TruStart Financial is partnered with a direct network of investors and lenders interested in hearing your ideas. Learn More 

 

Debt

 

Business owners who have little to no cash-flow will have a hard time securing financing due to the lack of ability to repay the loan, however, there are alternate ways to fund your business even before you are generating cash-flow. These are the three determining factors when it comes to funding your business through debt, we call them the "3C's":

 

Credit: A borrower's credit score will almost always be taken into consideration when applying for funding. If your business is generating a strong profit consistently and the balance sheet is positive, your credit score may not have to be as high for approval. Most lenders request a credit score of at least a 650 FICO with minimum derogatory marks such as late payments and collections. 

 

Cash-flow: Businesses that are generating revenue have more options when it comes to funding.
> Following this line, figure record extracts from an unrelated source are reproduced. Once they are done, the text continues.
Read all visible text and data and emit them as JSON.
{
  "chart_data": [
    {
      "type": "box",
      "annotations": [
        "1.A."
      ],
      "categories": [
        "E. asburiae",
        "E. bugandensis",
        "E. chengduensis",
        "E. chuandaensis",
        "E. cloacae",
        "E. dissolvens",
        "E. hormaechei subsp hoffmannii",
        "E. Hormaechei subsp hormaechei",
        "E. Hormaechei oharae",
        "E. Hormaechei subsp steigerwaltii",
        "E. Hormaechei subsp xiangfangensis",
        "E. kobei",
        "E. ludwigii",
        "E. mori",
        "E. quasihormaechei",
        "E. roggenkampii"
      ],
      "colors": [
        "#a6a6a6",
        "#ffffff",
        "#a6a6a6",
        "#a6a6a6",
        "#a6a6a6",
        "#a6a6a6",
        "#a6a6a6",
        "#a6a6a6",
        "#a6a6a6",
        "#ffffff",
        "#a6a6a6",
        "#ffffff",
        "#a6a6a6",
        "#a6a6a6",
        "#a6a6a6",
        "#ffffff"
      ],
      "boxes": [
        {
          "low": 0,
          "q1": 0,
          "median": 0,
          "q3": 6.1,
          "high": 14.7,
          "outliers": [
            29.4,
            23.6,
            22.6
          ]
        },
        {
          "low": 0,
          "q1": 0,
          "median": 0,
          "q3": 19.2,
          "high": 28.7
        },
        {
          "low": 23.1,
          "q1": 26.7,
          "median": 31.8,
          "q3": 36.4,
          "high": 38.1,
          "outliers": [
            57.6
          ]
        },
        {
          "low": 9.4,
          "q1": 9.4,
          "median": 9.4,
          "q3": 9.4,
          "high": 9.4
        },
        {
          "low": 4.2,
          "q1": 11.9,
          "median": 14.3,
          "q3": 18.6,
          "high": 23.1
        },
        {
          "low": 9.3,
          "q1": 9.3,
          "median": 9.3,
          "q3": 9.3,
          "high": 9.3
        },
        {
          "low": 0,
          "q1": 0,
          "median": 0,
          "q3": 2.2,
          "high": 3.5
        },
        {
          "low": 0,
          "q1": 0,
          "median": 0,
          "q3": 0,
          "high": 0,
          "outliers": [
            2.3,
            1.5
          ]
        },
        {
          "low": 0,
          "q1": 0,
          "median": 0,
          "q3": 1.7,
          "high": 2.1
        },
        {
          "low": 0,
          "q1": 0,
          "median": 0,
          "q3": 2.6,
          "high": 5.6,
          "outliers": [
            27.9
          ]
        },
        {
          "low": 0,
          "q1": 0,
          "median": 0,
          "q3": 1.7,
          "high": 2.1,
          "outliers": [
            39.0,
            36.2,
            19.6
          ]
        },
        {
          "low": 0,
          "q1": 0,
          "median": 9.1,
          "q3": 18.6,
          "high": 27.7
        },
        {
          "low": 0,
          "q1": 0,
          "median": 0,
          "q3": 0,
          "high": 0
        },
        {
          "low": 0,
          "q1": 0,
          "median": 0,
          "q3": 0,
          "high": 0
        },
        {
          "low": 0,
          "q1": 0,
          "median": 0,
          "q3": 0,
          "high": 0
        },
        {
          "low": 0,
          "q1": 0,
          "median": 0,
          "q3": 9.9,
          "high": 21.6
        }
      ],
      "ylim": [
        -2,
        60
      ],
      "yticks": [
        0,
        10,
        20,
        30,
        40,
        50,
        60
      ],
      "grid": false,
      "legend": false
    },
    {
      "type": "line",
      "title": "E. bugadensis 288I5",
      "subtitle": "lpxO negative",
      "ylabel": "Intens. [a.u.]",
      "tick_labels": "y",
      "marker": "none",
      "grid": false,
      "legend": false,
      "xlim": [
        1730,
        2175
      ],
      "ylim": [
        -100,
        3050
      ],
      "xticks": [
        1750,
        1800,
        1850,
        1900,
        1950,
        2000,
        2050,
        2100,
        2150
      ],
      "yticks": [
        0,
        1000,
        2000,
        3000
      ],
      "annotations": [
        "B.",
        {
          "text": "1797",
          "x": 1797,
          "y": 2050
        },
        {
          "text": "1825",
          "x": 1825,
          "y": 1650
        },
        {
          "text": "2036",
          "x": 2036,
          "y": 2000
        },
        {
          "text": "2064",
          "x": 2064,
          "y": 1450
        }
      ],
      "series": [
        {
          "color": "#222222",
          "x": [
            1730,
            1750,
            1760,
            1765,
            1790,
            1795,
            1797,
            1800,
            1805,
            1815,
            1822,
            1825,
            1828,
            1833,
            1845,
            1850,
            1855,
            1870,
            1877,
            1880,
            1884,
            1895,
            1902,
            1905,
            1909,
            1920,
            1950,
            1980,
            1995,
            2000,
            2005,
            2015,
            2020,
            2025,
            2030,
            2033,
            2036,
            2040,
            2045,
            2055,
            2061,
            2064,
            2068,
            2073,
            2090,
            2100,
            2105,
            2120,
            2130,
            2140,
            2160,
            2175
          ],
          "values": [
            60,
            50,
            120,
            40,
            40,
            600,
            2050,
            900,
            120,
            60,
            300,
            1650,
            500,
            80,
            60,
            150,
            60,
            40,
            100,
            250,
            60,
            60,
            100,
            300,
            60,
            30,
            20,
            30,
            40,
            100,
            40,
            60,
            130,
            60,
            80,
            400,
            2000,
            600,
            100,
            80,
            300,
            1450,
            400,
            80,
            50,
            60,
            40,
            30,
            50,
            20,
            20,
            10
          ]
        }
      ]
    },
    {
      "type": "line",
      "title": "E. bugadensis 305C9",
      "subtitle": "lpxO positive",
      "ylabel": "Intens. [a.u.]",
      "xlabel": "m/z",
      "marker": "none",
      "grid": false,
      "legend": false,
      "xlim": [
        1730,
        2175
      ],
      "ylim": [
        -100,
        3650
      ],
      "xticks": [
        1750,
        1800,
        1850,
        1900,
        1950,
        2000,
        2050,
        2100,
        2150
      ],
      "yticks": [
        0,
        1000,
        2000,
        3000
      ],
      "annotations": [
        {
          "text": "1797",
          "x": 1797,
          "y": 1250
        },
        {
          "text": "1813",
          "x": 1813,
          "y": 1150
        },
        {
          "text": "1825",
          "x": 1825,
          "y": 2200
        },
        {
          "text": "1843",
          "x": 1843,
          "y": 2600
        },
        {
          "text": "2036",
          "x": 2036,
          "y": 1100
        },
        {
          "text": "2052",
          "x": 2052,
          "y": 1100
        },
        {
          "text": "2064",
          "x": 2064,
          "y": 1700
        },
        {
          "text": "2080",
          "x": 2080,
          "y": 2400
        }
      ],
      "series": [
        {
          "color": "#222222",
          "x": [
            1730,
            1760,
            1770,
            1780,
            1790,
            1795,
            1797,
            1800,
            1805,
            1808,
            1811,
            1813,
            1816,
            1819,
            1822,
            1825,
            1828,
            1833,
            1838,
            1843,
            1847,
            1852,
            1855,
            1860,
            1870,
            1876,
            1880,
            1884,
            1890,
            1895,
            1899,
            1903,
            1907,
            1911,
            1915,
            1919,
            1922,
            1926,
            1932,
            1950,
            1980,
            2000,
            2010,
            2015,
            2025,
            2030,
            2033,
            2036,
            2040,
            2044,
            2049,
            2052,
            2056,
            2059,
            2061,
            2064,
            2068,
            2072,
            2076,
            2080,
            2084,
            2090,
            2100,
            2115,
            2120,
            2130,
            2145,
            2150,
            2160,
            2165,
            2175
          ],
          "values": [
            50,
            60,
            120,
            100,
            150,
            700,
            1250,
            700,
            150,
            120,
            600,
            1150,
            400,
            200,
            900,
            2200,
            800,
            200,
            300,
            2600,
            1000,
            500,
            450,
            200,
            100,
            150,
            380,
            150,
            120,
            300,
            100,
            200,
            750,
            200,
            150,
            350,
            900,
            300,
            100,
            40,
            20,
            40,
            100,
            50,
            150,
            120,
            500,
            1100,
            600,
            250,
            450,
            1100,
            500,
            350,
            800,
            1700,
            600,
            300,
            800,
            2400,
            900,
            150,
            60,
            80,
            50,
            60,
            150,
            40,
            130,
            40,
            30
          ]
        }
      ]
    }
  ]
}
Since the vast majority of business lenders are cash-flow centric. If your business generates a profit, obtaining loans such as SBA, business lines of credit, and business term loans become accessible. 

 

Collateral: Loans such as SBA may require collateral be secured by a first position lien in case a borrower defaults. Collateral can be in the form of business or personal assets.

 

When applying for a business loan take these "3C's" into consideration. If you do not yet demonstrate a healthy profit or have negative reports on your credit, fixing these will help you qualify for more favorable loan terms and save you money by avoiding higher interest payments.